E soprattutto: chi lo impedirà? I senatori dell’opposizione democratica che, in un paese in cui l’informazione pubblica è asservita ai capricci di Berlusconi, si sono lamentati per il troppo spazio concesso dai Tg alla Fiom? Lo impedirà Veltroni che parla di “accordo inevitabile”, di una “condizione obiettiva” in nome di una non meglio precisata “sfida di innovazione?”. Adesso si chiama innovazione togliere la mensa agli operai? Ma se per chiedere un investimento all’azienda più beneficiata nella storia italiana da contributi pubblici diretti e indiretti bisogna derogare al contratto, ai diritti e ai principi costituzionali, che senso ha tenere in vita i sindacati? Trasformiamo la Cgil in una bocciofila e lo Statuto dei lavoratori in una preghierina da catechismo e non se ne parli più. Dice Veltroni, e dice il vero: 1.600 permessi per fare i rappresentanti di lista tra gli operai di Pomigliano alle ultime elezioni politiche. Omette di aggiungere che 1.200 richieste portavano la firma del suo partito, il PD.

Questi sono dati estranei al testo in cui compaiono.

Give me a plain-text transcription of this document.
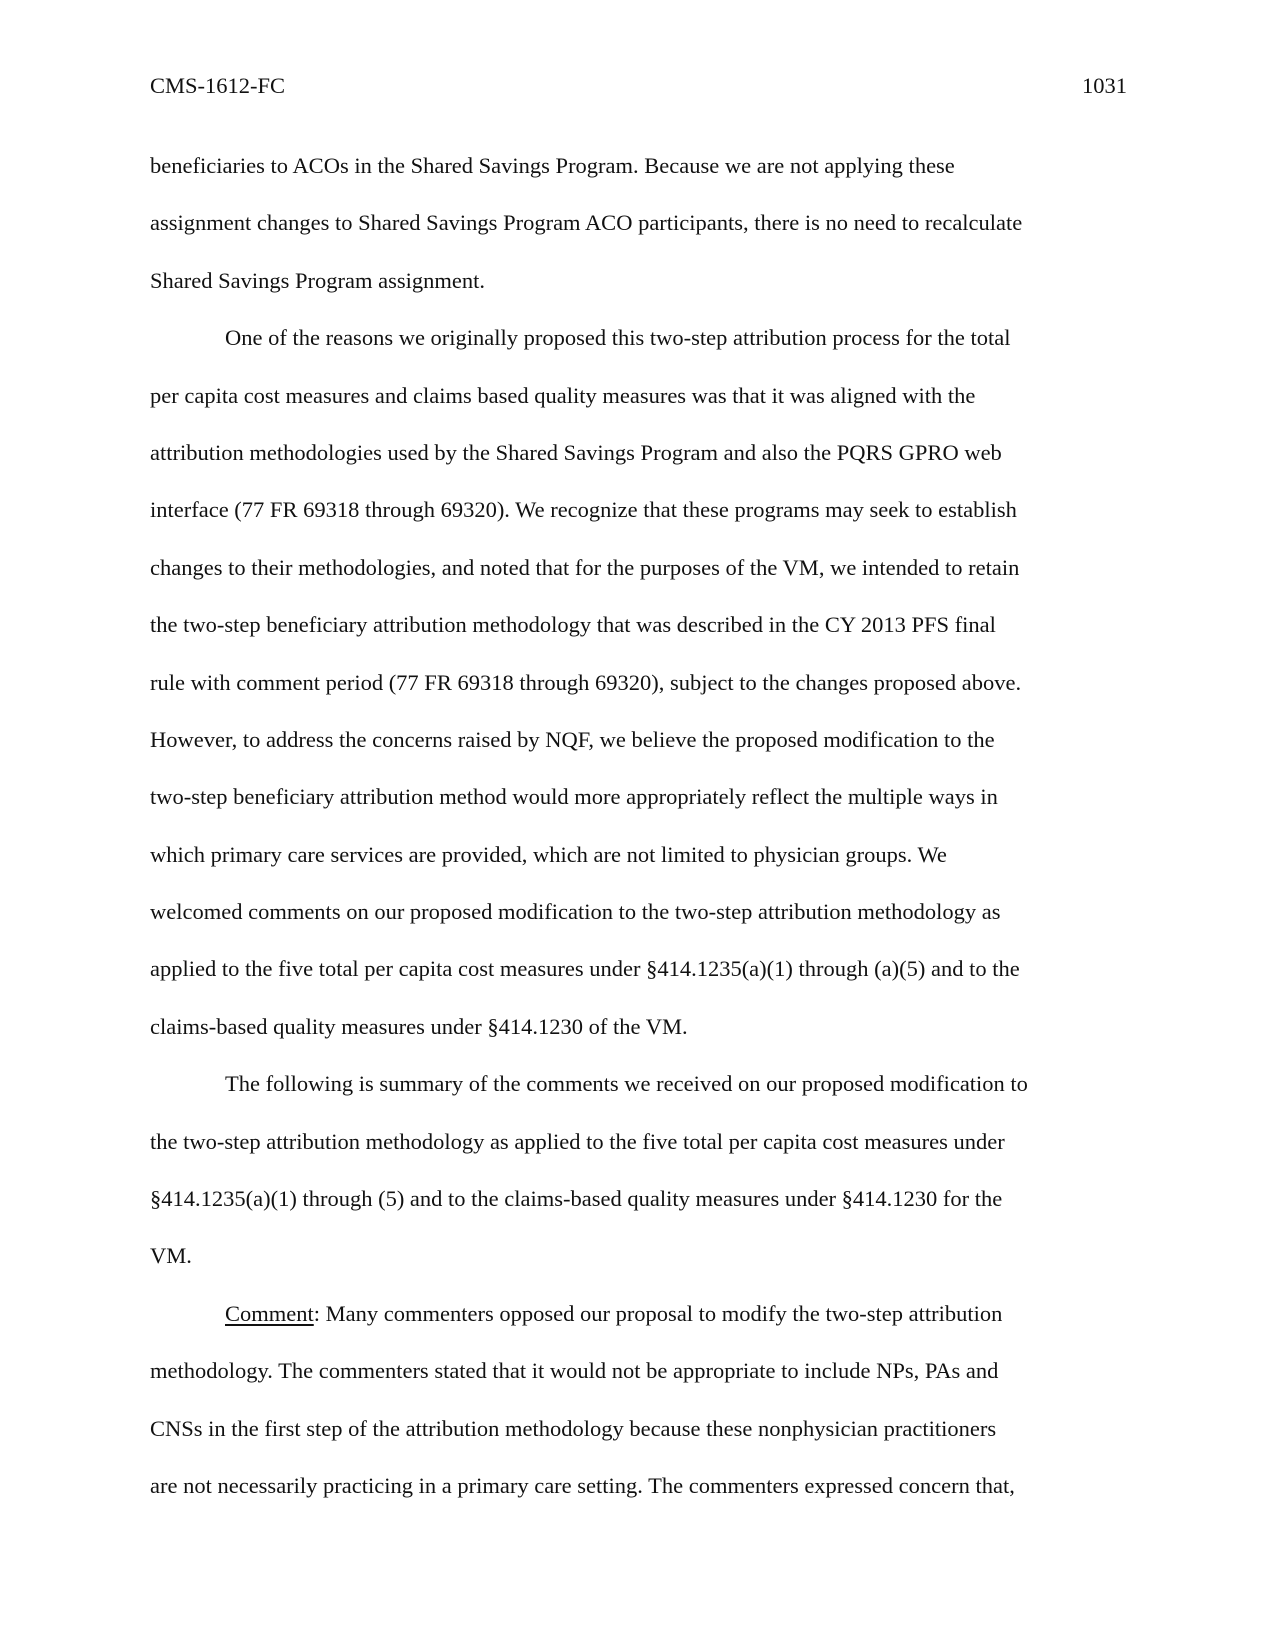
CMS-1612-FC	1031
beneficiaries to ACOs in the Shared Savings Program. Because we are not applying these
assignment changes to Shared Savings Program ACO participants, there is no need to recalculate
Shared Savings Program assignment.
One of the reasons we originally proposed this two-step attribution process for the total
per capita cost measures and claims based quality measures was that it was aligned with the
attribution methodologies used by the Shared Savings Program and also the PQRS GPRO web
interface (77 FR 69318 through 69320). We recognize that these programs may seek to establish
changes to their methodologies, and noted that for the purposes of the VM, we intended to retain
the two-step beneficiary attribution methodology that was described in the CY 2013 PFS final
rule with comment period (77 FR 69318 through 69320), subject to the changes proposed above.
However, to address the concerns raised by NQF, we believe the proposed modification to the
two-step beneficiary attribution method would more appropriately reflect the multiple ways in
which primary care services are provided, which are not limited to physician groups. We
welcomed comments on our proposed modification to the two-step attribution methodology as
applied to the five total per capita cost measures under §414.1235(a)(1) through (a)(5) and to the
claims-based quality measures under §414.1230 of the VM.
The following is summary of the comments we received on our proposed modification to
the two-step attribution methodology as applied to the five total per capita cost measures under
§414.1235(a)(1) through (5) and to the claims-based quality measures under §414.1230 for the
VM.
Comment: Many commenters opposed our proposal to modify the two-step attribution
methodology. The commenters stated that it would not be appropriate to include NPs, PAs and
CNSs in the first step of the attribution methodology because these nonphysician practitioners
are not necessarily practicing in a primary care setting. The commenters expressed concern that,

Eppure su tutto questo tacciono quasi tutti. Finché si tratta di mandare al rogo Berlusconi, todos caballeros: ma se c’è da spendere un pensiero preoccupato sulla Fiat, sui poteri forti del capitalismo italiano, il più decotto e assistito d’Europa, le parole si fanno caute, non una sciarpetta viola ad agitare le piazze, non un megafono a spiegare davanti al portone sprangato di palazzo Chigi che questione sociale e questione democratica sono entrambe sofferenze di un paese molto malato.